Arte y Talento

Por Ignacio Tanquía
Un retrato debe mostrar no solo la belleza externa, o el glamour y la elegancia de una persona, sino que el fotógrafo debe saber captar con su cámara, la belleza interna, el carisma, la ternura, la inocencia, la tristeza y alegría que los seres humanos tenemos dentro y transmitir todo este conjunto de sentimientos, en una fotografía…
Daniel Jiménez Aristizabal, lleva realmente el arte en sus venas. Cuando estuvimos en su estudio para realizarle esta nota, comenzó diciéndonos que cuando asistía a los talleres de fotografías en su Colombia natal, descubrió que era muy inquieto y curioso con las imágenes y el color. Daniel es un hombre muy sensible y transmite algo especial a los demás cuando explica que, si tuviera que definir en que posición se encuentra más cómodo como fotógrafo, responde inmediatamente: fotografiando la naturaleza. Le fascina el campo, los lugares apartados del planeta y le apasiona la imagen del campesino, de la gente que ama y cuida la tierra. Poder captar con su cámara la lluvia, un amanecer o atardecer en el campo sobre ríos y montañas, observarlo y dejar ese tipo de momentos plasmados en una fotografía, es como una bendición para él.
Daniel Jiménez Arisizabal, estuvo radicado en Europa por muchos años y tuvo la oportunidad de observar el paisaje citadino como parques, diferentes construcciones, iglesias, museos, etc. Se impregnó entonces de la cultura y elegancia de las diferentes ciudades europeas que fotografiaba y luego de convivir y estudiar la moda (tanto en diseño como confección) realizó un cambio, cuando regresó a su natal terruño. Según su propio concepto, Daniel encuentra hermoso el campo de nuestros países porque dice que, se puede hacer más arte fotográfico al compenetrarse con el paisaje ya que el contraste de matices de colores que se encuentra en los cielos, en los mares y las montañas, hacen el marco perfecto para lograr captar maravillosas fotografías.
Inquieto por conocer lugares nuevos, sintió la necesidad de visitar el “país del cual todos hablan” y llegó a New York con su cámara dispuesto a captar y explorar las maravillas de la “capital del mundo”. Lógicamente no existían ya esas aves exóticas, ni los cambios climáticos ni la topografía a la que él estaba acostumbrado. Ese escenario cambió por completo a los colores de una ciudad saturada de gente, de autos y donde sus edificios muestran la contaminación visual en cada fotografía.

Si nos detenemos en Times Square, explicó, podemos ver por diferentes fotógrafos… la misma fotografía. Casi siempre son fotos iguales, repetidas… colores, luces y transeúntes. Grandes despliegues publicitarios en todas las estaciones, con la variante que en verano es más brillante y en invierno bañado con niebla y matices oscuros… afortunadamente en la época navideña recobra brillo, luz, espíritu y atmósfera por las festividades, pero es una ciudad hermosa muy luminosa, pero sin variantes.
Después de trabajar para algunos estudios en Manhattan, donde lo que hacía era el portarretrato familiar, novias, quinceañeras y bebes, supo lo que tenía que empezar a hacer y era el trabajo de estudio (lo que en Europa se denomina trabajo de galería) que es justamente a lo que se dedica en la actualidad.
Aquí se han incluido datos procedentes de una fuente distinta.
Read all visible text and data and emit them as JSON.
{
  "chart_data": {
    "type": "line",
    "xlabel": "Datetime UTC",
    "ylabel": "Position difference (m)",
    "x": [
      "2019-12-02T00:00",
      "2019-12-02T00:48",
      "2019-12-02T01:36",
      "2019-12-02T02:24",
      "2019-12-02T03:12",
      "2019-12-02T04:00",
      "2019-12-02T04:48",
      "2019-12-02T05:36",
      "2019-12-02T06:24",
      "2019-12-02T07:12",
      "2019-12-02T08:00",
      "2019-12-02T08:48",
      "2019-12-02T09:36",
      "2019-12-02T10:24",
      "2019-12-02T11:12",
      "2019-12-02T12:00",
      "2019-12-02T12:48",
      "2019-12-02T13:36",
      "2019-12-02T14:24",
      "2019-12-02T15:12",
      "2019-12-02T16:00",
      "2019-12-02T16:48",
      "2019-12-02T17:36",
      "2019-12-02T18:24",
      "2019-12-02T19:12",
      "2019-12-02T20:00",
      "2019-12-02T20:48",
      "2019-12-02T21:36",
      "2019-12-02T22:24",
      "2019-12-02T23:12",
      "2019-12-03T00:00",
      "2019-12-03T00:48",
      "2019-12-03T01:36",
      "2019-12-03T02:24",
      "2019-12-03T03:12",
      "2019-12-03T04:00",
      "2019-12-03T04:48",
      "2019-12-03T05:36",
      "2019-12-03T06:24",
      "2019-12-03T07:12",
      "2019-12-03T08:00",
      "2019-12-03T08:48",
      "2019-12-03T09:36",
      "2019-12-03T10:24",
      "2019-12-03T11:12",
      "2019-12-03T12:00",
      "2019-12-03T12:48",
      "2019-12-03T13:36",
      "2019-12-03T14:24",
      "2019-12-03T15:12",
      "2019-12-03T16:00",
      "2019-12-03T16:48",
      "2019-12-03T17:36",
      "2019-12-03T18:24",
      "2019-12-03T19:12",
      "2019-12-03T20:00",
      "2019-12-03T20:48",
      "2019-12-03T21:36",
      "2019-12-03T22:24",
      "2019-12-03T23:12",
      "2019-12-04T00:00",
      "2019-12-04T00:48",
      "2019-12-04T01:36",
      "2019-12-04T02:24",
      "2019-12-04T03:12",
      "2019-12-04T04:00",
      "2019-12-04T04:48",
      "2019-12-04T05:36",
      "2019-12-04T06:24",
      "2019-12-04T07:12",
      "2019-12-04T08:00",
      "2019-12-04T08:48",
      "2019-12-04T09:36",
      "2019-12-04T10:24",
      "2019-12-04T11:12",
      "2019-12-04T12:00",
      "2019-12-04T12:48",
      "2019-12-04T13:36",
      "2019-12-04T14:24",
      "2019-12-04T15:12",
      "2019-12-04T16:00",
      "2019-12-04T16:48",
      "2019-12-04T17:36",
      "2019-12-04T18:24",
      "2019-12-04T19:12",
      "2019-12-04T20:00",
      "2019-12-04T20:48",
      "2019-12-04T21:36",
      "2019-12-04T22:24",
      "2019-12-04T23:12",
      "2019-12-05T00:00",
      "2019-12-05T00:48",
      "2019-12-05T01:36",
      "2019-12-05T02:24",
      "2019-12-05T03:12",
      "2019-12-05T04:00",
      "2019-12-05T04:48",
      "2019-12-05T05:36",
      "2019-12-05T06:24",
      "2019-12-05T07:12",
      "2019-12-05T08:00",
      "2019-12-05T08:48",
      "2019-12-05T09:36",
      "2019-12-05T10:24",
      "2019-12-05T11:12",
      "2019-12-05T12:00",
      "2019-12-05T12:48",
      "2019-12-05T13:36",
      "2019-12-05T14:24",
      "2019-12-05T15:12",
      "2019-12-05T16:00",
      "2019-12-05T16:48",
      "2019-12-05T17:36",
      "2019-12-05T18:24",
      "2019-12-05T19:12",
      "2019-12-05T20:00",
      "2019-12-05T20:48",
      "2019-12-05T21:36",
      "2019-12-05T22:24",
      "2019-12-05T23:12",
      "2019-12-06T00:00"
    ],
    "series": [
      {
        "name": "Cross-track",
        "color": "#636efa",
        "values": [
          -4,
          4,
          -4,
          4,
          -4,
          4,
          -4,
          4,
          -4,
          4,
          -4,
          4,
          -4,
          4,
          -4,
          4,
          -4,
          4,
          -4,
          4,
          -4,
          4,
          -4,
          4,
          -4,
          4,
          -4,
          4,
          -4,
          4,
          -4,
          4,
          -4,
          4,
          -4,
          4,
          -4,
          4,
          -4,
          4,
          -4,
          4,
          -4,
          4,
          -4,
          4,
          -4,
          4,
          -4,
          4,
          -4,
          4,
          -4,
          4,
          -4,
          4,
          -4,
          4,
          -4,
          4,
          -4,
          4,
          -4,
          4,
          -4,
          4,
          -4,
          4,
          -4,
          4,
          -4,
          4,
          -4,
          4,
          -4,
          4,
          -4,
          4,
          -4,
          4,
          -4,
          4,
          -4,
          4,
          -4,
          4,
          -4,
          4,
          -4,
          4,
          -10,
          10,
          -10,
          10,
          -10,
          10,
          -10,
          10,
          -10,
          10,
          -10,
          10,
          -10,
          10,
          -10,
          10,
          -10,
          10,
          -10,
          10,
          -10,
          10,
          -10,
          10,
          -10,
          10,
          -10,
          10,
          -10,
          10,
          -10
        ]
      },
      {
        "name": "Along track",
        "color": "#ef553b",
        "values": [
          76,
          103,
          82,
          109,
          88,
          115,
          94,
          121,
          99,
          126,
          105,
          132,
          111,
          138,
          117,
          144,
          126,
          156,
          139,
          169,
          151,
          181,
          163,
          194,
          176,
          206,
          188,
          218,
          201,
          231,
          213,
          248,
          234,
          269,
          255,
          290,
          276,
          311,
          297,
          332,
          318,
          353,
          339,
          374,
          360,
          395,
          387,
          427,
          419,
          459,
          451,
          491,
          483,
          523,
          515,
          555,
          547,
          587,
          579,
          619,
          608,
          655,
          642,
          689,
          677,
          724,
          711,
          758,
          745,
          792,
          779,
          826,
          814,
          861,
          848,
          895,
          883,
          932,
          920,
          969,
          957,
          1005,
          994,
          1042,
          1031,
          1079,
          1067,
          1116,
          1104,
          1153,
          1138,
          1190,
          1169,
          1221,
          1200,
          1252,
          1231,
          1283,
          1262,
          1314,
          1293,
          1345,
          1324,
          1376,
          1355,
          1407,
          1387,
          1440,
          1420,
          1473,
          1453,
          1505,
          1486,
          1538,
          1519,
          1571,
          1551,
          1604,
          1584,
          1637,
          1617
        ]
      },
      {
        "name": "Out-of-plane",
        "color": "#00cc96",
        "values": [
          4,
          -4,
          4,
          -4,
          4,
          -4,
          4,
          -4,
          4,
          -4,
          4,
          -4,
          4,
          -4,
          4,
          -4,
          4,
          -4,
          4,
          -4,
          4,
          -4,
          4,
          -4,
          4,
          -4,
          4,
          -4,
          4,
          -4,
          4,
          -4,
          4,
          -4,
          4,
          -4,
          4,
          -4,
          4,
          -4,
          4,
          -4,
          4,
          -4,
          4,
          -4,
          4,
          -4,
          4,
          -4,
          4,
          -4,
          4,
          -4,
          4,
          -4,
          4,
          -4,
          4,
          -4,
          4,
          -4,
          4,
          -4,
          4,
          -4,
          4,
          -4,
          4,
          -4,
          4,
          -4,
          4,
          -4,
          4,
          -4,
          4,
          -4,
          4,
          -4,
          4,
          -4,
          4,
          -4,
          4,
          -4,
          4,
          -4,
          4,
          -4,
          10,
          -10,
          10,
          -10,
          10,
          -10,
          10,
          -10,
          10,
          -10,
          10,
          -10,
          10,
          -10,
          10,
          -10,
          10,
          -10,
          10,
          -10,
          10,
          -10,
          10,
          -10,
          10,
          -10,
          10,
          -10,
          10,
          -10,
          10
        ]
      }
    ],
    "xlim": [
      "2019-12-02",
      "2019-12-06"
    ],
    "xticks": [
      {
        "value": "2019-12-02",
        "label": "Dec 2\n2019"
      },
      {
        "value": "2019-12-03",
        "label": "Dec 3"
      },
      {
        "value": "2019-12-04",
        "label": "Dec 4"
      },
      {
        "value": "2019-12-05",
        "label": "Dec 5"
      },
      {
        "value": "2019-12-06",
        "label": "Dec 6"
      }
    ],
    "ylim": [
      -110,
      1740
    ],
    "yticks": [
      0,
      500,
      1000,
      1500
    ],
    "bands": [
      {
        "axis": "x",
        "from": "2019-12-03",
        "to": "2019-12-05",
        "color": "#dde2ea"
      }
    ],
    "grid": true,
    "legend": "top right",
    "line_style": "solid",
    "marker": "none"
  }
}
Un retrato debe mostrar no solo la belleza externa, o el glamour y la elegancia de una persona, sino que el fotógrafo debe saber captar con su cámara, la belleza interna, el carisma, la ternura, la inocencia, la tristeza y alegría que los seres humanos tenemos dentro y transmitir todo este conjunto de sentimientos, en una fotografía.
Según Daniel todos somos bellos en todas las edades y etapas de nuestras vidas. Por esa razón, no acepta el término: “no me gusta fotografiarme porque estoy pasada de años… o pasada de peso”… estos términos para él, carecen de validez. Esto lo tiene siempre presente, porque una vez leyó en el pie de foto de un retrato de una madre madura junto a su hija de unos veinte años que decía: “Es bonito llegar a mayor con gracia, pero porque no hacerlo además, de una manera hermosa”.